Racial Disparities Exist in Diagnostic Procedure for Heart Attack Patients, Regardless of Doctor's Race, Yale Researchers Report
In one of the largest national studies on the topic, Yale researchers have demonstrated a marked racial difference in the rate of cardiac catheterization, a diagnostic procedure used to assess heart function after a myocardial infarction or heart attack.
These differences in practice, researchers say, are present whether or not the patients received care from a black physician or a white physician.
Published in the May 10 issue of the New England Journal of Medicine, the study showed that cardiac catheterization rates for white patients were almost 40 percent higher than cardiac catheterization rates for black patients, even after adjusting for clinical differences between the groups. For every 100 black patients with a heart attack, 12 fewer patients underwent cardiac catheterization compared with similar white patients.
“Despite these differences in care, survival was similar among black and white patients up to three years after their hospitalization for the heart attack,” said Harlan Krumholz, M.D., associate professor of internal medicine and cardiology at Yale School of Medicine and senior author on the study.
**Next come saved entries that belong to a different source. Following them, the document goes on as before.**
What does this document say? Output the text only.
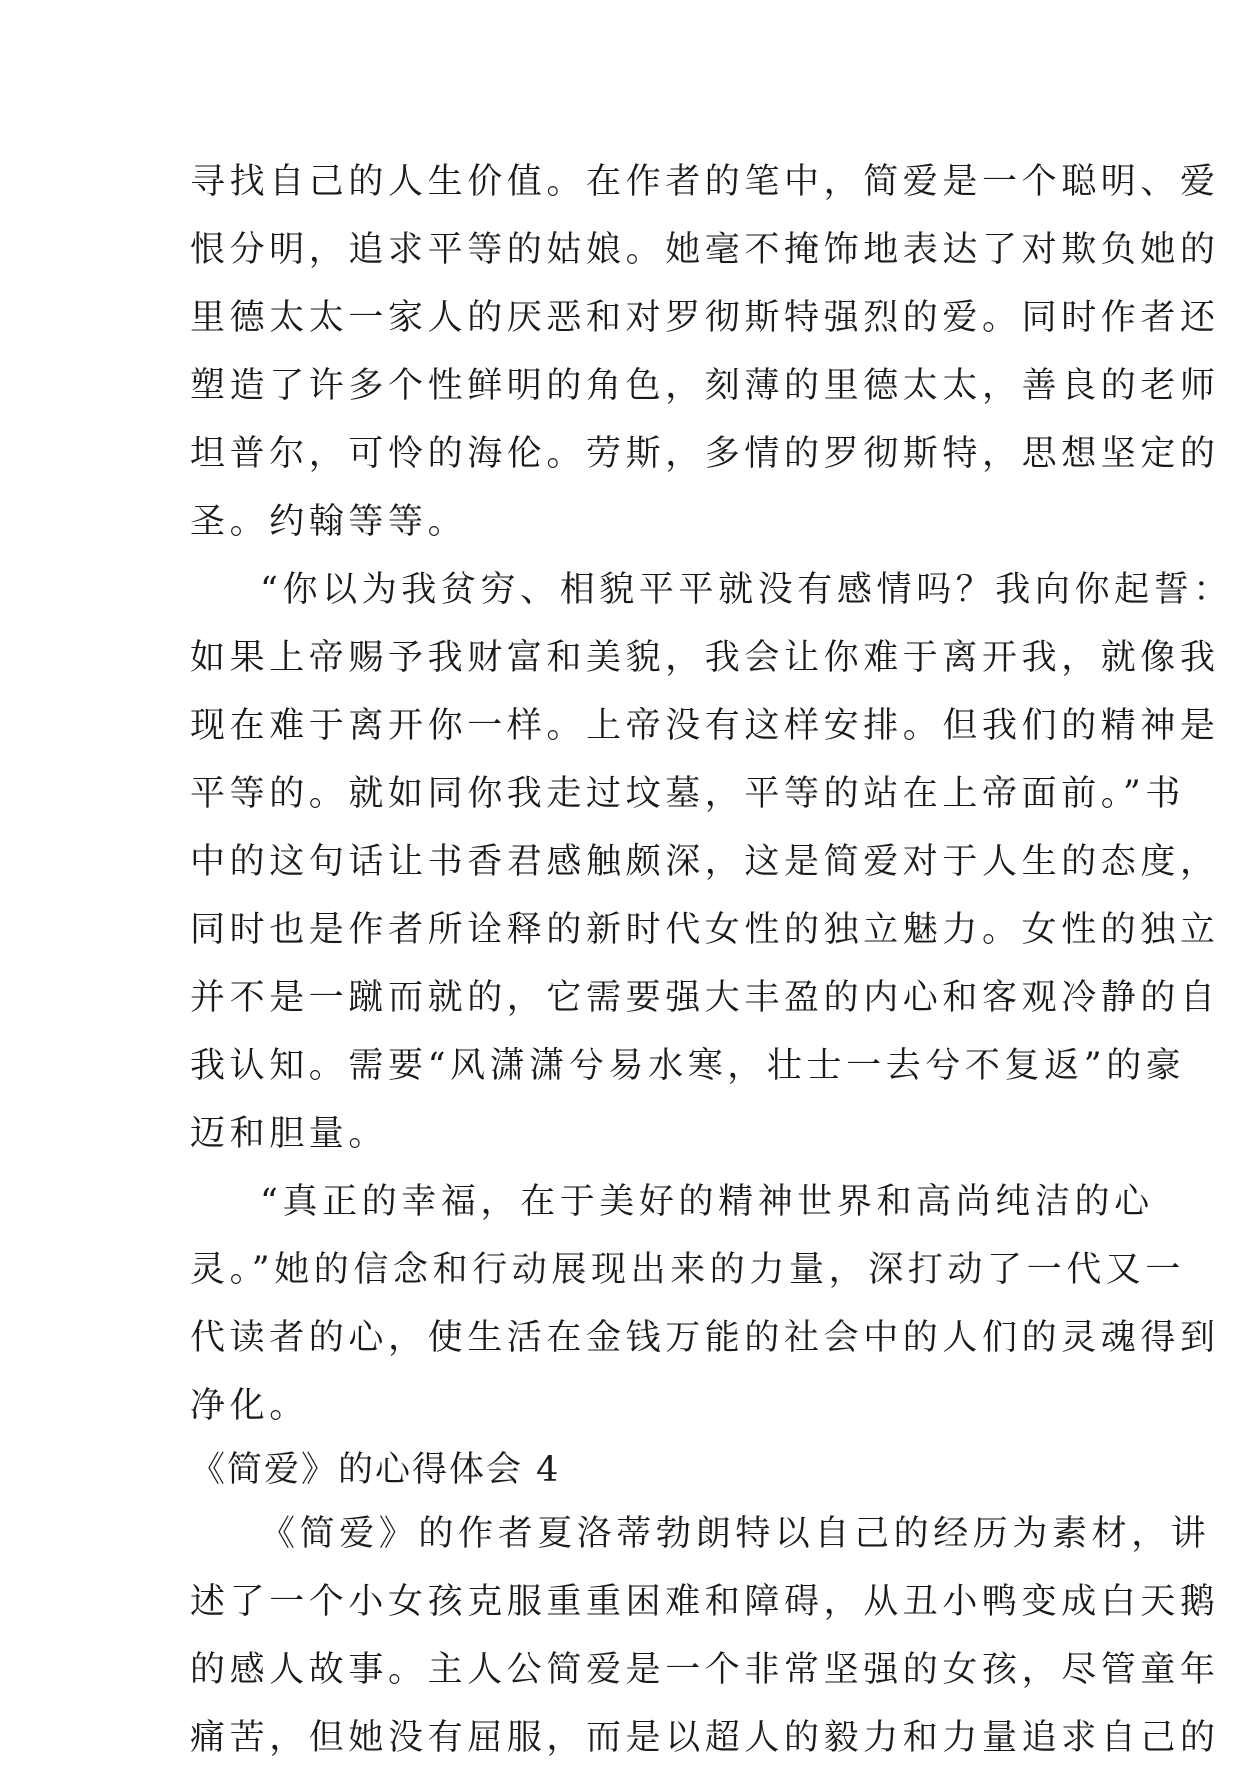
寻找自己的人生价值。在作者的笔中，简爱是一个聪明、爱
恨分明，追求平等的姑娘。她毫不掩饰地表达了对欺负她的
里德太太一家人的厌恶和对罗彻斯特强烈的爱。同时作者还
塑造了许多个性鲜明的角色，刻薄的里德太太，善良的老师
坦普尔，可怜的海伦。劳斯，多情的罗彻斯特，思想坚定的
圣。约翰等等。
“你以为我贫穷、相貌平平就没有感情吗？我向你起誓：
如果上帝赐予我财富和美貌，我会让你难于离开我，就像我
现在难于离开你一样。上帝没有这样安排。但我们的精神是
平等的。就如同你我走过坟墓，平等的站在上帝面前。”书
中的这句话让书香君感触颇深，这是简爱对于人生的态度，
同时也是作者所诠释的新时代女性的独立魅力。女性的独立
并不是一蹴而就的，它需要强大丰盈的内心和客观冷静的自
我认知。需要“风潇潇兮易水寒，壮士一去兮不复返”的豪
迈和胆量。
“真正的幸福，在于美好的精神世界和高尚纯洁的心
灵。”她的信念和行动展现出来的力量，深打动了一代又一
代读者的心，使生活在金钱万能的社会中的人们的灵魂得到
净化。
《简爱》的心得体会 4
《简爱》的作者夏洛蒂勃朗特以自己的经历为素材，讲
述了一个小女孩克服重重困难和障碍，从丑小鸭变成白天鹅
的感人故事。主人公简爱是一个非常坚强的女孩，尽管童年
痛苦，但她没有屈服，而是以超人的毅力和力量追求自己的
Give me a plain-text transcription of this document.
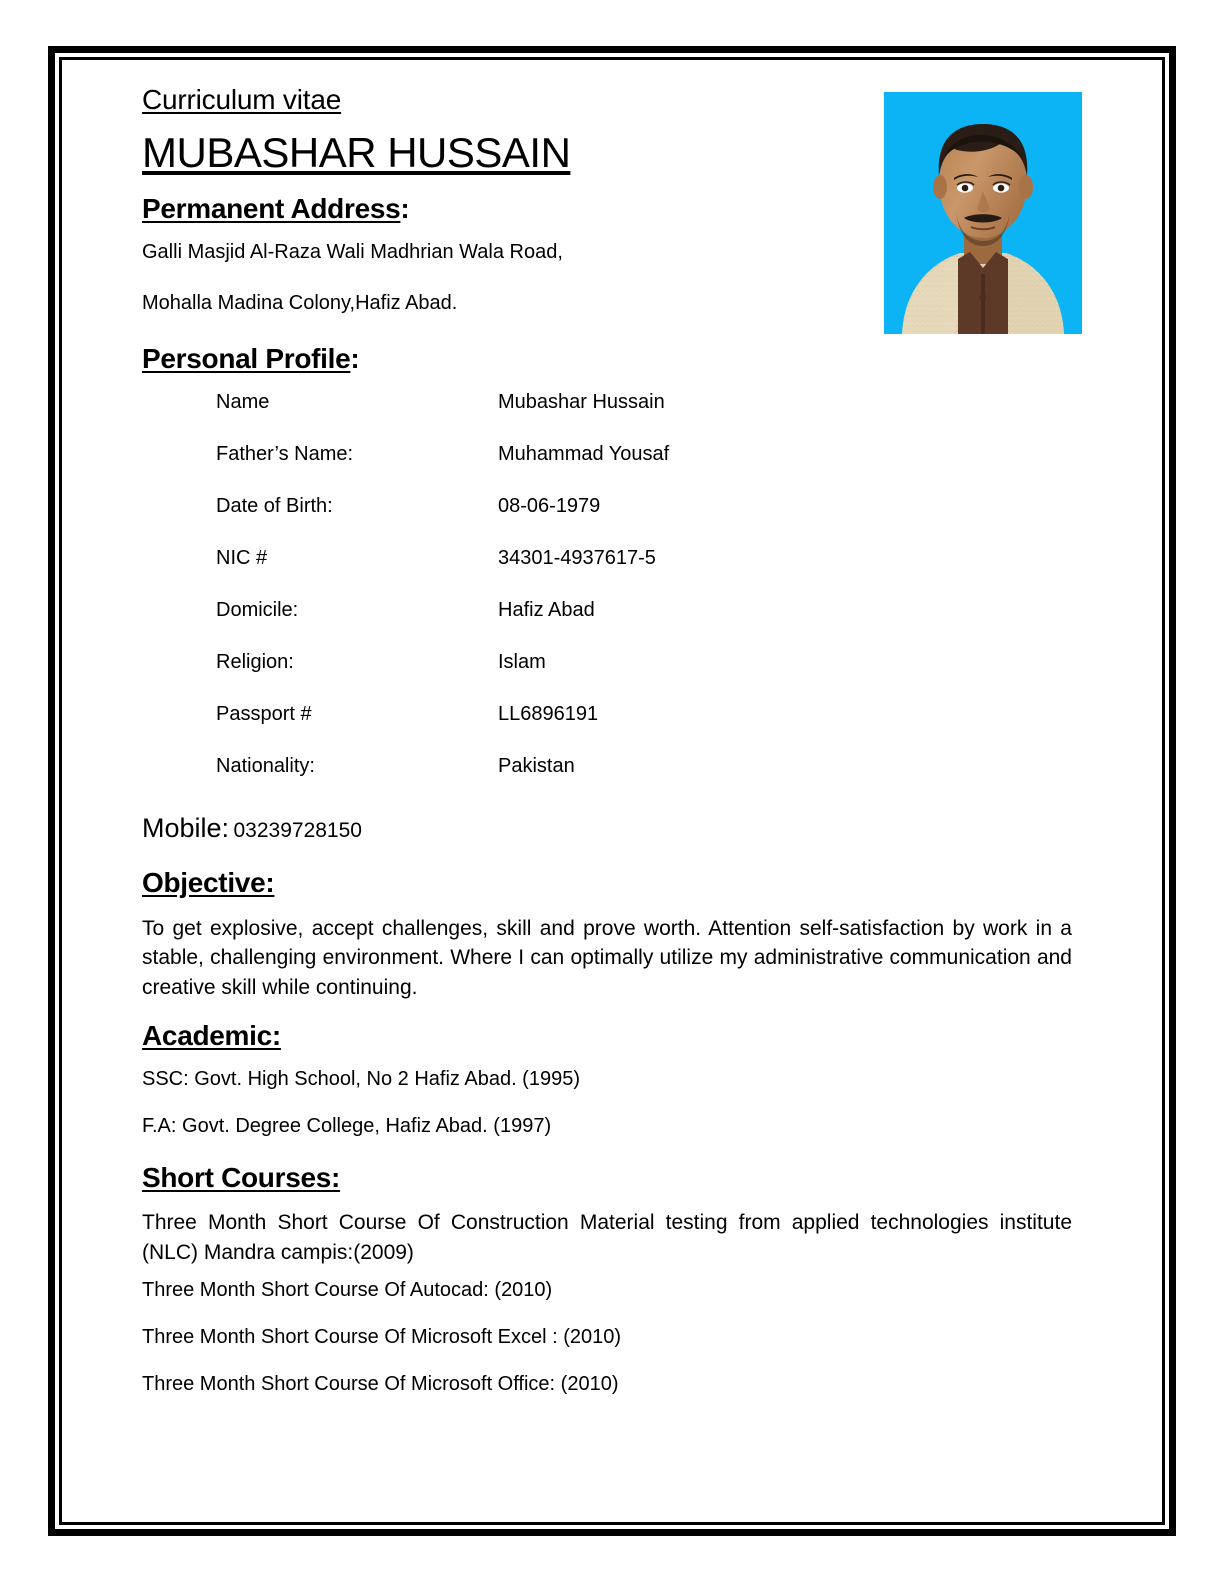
Curriculum vitae
MUBASHAR HUSSAIN
Permanent Address:

Galli Masjid Al-Raza Wali Madhrian Wala Road,

Mohalla Madina Colony,Hafiz Abad.

Personal Profile:
Name	Mubashar Hussain
Father’s Name:	Muhammad Yousaf
Date of Birth:	08-06-1979
NIC #	34301-4937617-5
Domicile:	Hafiz Abad
Religion:	Islam
Passport #	LL6896191
Nationality:	Pakistan
Mobile: 03239728150
Objective:

To get explosive, accept challenges, skill and prove worth. Attention self-satisfaction by work in a stable, challenging environment. Where I can optimally utilize my administrative communication and creative skill while continuing.

Academic:

SSC: Govt. High School, No 2 Hafiz Abad. (1995)

F.A: Govt. Degree College, Hafiz Abad. (1997)

Short Courses:

Three Month Short Course Of Construction Material testing from applied technologies institute (NLC) Mandra campis:(2009)

Three Month Short Course Of Autocad: (2010)

Three Month Short Course Of Microsoft Excel : (2010)

Three Month Short Course Of Microsoft Office: (2010)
The issue of racial disparities in health care and outcomes has received substantial attention. Krumholz said most investigations have focused on documenting differences in care by race or sex, but his investigation extends previous work by examining the effect of physician race on differences in care.
“Concerns that racial differences in procedure use only reflected the behaviors of white physicians are not supported by the findings,” said Jersey Chen, M.D., first author and a medical student at the time the study was completed. “Racial differences in cardiac catheterization rates were also present among patients who received care from black physicians.”
Using data from the Cooperative Cardiovascular Project, a study of Medicare beneficiaries hospitalized for acute myocardial infarction in 1994 and 1995, the team evaluated whether disparities between black and white patients in the use of cardiac catheterization varied according to the race of their attending physician.
They found that of 35,676 white and 4,039 black patients with acute myocardial infarction, physicians of both races referred white patients for catheterization about 40 percent more often than black patients.
“While the study cannot preclude the existence of racial bias or prejudice, it does suggest that if physician factors contribute to racial differences in cardiac catheterization use, be it by beliefs or attitudes, then these factors are apparently common to both white physicians and black physicians,” said Saif Rathore, a co-author on the study.
Krumholz said the findings underscore the complexity of the issue. “We did find substantial differences in the rates of cardiac catheterization that could not be explained by racial differences in the clinical characteristics of the patients, their physicians, or the type of hospitals where they received treatment,” he said. “We could not illuminate the reasons for these differences.”
“The fact that survival rates among both races were similar despite differences in procedure use is an interesting feature of this study,” Krumholz added. “We could find no evidence that these differences in procedure use translated into differences in survival. The finding raises the question about whether the referral rate was too high for white patients rather than being too low for black patients. We would need more information about the indications for the procedures and the health outcomes of the patients to investigate this issue further.”
As part of the Cooperative Cardiovascular Project, medical records from more than 200,000 hospitalizations nationwide were abstracted for information and analyzed for quality of care. Faculty from Yale, including Krumholz and Martha Radford, M.D., participated in the planning and implementation of the Health Care Financing Administration Project.
Study authors included Krumholz, Chen, Rathore, Radford and data manager, Yun Wang.